Nella maggior parte dei casi le crisi bancarie avvengono perché vari eventi legati a questi rischi si manifestano insieme: per esempio, il fallimento di Lehman Brothers nel 2008 è avvenuto non solo perché la banca aveva fatto investimenti troppo azzardati e su strumenti finanziari rischiosissimi, ma anche perché nel sistema finanziario statunitense molti clienti avevano smesso di pagare le rate dei loro mutui, i cosiddetti mutui subprime.

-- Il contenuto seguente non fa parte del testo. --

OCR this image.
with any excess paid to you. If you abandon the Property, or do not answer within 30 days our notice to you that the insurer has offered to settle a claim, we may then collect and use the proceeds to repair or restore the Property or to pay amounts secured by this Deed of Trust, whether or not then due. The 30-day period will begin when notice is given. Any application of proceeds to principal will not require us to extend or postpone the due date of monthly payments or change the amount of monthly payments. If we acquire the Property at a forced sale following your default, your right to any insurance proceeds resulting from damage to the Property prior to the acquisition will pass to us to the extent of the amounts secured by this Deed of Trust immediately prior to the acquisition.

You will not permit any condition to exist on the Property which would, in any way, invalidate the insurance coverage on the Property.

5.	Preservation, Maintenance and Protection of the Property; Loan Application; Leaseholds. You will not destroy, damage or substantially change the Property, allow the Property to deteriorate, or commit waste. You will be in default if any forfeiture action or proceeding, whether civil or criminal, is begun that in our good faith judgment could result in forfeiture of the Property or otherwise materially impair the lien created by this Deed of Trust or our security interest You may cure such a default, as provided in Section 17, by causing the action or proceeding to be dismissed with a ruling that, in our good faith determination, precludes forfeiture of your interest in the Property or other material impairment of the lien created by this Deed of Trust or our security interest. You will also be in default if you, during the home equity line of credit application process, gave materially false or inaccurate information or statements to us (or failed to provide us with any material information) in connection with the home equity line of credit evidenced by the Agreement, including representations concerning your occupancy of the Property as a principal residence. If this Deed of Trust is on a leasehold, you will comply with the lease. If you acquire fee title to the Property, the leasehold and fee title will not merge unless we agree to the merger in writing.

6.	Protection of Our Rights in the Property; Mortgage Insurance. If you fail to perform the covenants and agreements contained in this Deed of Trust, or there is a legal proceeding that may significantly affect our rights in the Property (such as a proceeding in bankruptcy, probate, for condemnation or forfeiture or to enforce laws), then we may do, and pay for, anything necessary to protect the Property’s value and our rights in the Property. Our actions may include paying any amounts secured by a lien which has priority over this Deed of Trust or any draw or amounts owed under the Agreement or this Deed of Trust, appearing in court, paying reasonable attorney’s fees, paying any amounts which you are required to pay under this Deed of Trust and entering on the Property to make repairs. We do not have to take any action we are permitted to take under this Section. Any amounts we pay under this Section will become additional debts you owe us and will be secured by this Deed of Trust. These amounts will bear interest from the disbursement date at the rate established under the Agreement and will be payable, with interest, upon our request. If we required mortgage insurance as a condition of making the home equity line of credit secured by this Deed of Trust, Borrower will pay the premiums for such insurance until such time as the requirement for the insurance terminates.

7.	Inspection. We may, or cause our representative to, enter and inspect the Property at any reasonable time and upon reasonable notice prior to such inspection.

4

Nei sistemi finanziari moderni le banche sono oltretutto molto interconnesse, anche a livello internazionale, e questo rende tutto il sistema vulnerabile alla crisi di un singolo istituto: anche il solo timore che una banca vada in crisi influisce a catena su tutte le altre, e il panico tra gli investitori può portare a proiettare le debolezze di un singolo istituto verso tutto il settore, anche se magari il settore è solido. Significa, semplificando, che vedendo una banca in difficoltà gli investitori potrebbero iniziare a vendere le azioni anche di altre banche che magari sono perfettamente sane, ma che in quel momento sono percepite come fragili perché l’intero sistema è percepito come traballante. Il rischio, a quel punto, è che tutto il sistema entri per davvero in sofferenza perché gli investitori vanno nel panico.

Per questo le banche centrali, i governi e le autorità di vigilanza sono talvolta disposte, per salvaguardare il sistema bancario generale, a concedere grandi prestiti di emergenza a un singolo istituto.